Signs and Symptoms — If overdosage occurs, nausea, vomiting, gastric hypotonicity, and diarrhea would be expected without causing consequential toxicity.
Intravenous administration of glucagon has been shown to have positive inotropic and chronotropic effects. A transient increase in both blood pressure and pulse rate may occur following the administration of glucagon. Patients taking β-blockers might be expected to have a greater increase in both pulse and blood pressure, an increase of which will be transient because of glucagon's short half-life. The increase in blood pressure and pulse rate may require therapy in patients with pheochromocytoma or coronary artery disease.
When glucagon was given in large doses to patients with cardiac disease, investigators reported a positive inotropic effect. These investigators administered glucagon in doses of 0.5 to 16 mg/hour by continuous infusion for periods of 5 to 166 hours. Total doses ranged from 25 to 996 mg, and a 21-month-old infant received approximately 8.25 mg in 165 hours. Side effects included nausea, vomiting, and decreasing serum potassium concentration. Serum potassium concentration could be maintained within normal limits with supplemental potassium.
The intravenous median lethal dose for glucagon in mice and rats is approximately 300 mg/kg and 38.6 mg/kg, respectively.
Because glucagon is a polypeptide, it would be rapidly destroyed in the gastrointestinal tract if it were to be accidentally ingested.
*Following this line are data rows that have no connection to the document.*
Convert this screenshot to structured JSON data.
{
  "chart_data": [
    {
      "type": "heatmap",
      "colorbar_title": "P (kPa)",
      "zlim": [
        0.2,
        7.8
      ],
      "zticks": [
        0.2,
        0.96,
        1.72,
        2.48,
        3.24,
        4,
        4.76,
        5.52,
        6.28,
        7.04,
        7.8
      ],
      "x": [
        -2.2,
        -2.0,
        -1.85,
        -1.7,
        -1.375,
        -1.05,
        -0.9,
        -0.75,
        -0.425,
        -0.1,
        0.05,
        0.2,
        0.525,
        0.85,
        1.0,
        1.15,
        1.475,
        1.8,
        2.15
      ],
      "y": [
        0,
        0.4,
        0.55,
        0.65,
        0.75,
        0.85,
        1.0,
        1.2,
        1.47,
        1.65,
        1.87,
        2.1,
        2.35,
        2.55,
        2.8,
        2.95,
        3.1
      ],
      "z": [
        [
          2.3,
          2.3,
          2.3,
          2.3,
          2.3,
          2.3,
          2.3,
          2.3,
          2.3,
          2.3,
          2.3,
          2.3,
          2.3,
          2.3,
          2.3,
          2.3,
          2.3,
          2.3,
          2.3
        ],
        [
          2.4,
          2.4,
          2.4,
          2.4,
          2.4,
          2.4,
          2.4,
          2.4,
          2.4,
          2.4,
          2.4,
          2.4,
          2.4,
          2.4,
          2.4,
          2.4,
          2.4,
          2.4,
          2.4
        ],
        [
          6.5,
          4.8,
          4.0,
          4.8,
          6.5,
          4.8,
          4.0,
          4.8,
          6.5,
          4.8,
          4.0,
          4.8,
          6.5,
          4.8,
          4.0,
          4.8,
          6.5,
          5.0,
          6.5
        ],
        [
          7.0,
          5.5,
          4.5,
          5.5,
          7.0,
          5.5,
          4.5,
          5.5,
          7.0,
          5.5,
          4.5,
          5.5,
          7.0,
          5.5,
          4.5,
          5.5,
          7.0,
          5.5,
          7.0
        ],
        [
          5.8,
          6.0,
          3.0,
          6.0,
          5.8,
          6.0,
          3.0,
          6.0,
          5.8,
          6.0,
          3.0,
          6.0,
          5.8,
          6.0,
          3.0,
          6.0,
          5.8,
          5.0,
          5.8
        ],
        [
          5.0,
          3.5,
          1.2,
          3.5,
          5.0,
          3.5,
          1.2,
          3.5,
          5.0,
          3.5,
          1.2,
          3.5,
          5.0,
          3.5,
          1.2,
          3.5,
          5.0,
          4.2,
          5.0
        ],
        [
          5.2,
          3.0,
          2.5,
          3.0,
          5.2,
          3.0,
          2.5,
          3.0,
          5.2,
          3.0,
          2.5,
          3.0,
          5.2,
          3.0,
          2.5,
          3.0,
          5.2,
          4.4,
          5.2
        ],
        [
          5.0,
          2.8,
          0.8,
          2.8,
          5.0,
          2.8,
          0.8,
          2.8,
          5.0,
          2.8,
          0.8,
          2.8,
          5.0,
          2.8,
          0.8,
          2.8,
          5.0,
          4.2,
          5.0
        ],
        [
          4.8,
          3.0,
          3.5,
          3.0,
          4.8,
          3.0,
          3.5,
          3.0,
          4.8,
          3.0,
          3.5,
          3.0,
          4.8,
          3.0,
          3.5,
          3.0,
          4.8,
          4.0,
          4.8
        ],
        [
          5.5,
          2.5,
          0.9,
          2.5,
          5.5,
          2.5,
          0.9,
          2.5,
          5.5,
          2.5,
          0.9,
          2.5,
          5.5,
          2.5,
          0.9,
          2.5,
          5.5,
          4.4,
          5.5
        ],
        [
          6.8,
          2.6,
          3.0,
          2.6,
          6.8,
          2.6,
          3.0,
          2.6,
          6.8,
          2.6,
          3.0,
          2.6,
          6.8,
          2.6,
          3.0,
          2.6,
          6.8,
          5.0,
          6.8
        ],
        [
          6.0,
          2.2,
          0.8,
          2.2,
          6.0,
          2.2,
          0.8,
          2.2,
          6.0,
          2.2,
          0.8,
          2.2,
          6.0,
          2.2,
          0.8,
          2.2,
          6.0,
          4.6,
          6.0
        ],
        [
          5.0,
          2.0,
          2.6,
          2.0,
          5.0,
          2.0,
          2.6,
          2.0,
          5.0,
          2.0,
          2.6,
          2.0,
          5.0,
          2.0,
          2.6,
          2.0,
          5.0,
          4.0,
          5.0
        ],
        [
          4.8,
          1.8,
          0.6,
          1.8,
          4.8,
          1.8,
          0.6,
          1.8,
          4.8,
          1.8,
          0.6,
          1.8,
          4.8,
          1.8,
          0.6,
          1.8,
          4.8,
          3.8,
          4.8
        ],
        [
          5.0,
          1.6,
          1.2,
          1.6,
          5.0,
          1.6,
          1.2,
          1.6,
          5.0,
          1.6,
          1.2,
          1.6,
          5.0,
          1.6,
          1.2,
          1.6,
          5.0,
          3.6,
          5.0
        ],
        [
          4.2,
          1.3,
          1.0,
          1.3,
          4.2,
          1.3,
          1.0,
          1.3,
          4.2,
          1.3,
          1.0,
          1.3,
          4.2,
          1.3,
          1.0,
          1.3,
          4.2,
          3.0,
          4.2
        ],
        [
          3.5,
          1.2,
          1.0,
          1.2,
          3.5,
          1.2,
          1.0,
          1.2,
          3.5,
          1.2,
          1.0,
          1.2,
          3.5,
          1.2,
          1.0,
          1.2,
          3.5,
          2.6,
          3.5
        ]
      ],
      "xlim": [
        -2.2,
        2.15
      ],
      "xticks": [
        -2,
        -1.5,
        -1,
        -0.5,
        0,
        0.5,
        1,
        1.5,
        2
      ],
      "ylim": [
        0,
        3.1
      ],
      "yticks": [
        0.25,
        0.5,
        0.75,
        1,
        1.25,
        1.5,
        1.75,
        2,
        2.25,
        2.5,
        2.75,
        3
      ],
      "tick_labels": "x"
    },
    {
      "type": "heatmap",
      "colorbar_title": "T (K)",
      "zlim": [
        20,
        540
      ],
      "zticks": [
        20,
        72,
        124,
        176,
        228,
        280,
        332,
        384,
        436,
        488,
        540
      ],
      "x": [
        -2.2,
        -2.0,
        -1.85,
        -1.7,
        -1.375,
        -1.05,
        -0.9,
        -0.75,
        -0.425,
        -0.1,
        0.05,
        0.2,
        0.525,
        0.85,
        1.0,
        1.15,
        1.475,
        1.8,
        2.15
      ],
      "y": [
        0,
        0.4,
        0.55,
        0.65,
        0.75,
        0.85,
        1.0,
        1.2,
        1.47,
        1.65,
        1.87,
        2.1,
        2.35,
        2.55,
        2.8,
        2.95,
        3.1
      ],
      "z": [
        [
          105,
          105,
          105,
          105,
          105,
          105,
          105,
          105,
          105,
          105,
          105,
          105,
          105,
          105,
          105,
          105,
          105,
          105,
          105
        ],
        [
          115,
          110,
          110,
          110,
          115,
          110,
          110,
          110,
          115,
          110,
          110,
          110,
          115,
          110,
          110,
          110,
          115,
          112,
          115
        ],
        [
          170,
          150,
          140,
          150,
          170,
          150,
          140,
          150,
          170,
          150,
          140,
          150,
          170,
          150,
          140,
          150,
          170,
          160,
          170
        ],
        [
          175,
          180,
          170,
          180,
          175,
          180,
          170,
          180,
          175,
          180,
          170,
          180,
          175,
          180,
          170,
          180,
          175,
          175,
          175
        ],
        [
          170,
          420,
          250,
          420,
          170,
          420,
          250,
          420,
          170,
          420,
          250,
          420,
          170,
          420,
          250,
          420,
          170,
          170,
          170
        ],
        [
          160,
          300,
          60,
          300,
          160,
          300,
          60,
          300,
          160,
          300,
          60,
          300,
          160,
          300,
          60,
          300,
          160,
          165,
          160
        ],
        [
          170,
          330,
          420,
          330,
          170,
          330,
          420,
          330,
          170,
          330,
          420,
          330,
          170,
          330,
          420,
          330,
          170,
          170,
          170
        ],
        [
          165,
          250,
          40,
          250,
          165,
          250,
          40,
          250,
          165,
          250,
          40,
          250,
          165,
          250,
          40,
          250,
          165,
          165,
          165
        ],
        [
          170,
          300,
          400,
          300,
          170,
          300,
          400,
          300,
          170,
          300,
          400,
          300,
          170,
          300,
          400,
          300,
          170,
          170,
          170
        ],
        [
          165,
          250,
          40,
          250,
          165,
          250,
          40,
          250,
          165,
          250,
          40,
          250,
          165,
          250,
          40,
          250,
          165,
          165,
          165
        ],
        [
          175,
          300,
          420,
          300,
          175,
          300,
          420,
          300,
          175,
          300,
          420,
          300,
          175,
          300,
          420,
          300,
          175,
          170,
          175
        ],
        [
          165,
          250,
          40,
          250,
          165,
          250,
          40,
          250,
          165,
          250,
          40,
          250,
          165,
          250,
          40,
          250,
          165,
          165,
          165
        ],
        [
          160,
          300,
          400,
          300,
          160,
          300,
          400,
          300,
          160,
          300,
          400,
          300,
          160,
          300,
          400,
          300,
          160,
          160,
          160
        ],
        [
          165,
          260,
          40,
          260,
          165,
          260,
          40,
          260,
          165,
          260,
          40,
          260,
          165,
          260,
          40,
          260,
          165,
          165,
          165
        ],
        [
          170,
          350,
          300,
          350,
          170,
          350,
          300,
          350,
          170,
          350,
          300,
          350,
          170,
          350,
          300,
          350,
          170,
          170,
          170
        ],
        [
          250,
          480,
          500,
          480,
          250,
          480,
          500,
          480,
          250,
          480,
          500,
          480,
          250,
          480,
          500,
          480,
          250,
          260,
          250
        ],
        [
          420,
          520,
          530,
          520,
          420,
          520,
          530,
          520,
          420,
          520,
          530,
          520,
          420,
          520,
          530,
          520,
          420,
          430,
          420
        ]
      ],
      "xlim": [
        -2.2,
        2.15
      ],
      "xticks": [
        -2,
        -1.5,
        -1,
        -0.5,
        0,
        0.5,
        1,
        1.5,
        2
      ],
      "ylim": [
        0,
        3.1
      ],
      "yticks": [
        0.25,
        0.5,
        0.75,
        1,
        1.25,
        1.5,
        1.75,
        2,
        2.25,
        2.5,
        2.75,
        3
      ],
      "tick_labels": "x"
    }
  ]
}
Treatment — To obtain up-to-date information about the treatment of overdose, a good resource is your certified Regional Poison Control Center. Telephone numbers of certified poison control centers are listed in the Physicians' Desk Reference (PDR). In managing overdosage, consider the possibility of multiple drug overdoses, interaction among drugs, and unusual drug kinetics in your patient.
In view of the extremely short half-life of glucagon and its prompt destruction and excretion, the treatment of overdosage is symptomatic, primarily for nausea, vomiting, and possible hypokalemia.
If the patient develops a dramatic increase in blood pressure, 5 to 10 mg of phentolamine mesylate has been shown to be effective in lowering blood pressure for the short time that control would be needed.
Forced diuresis, peritoneal dialysis, hemodialysis, or charcoal hemoperfusion have not been established as beneficial for an overdose of glucagon; it is extremely unlikely that one of these procedures would ever be indicated.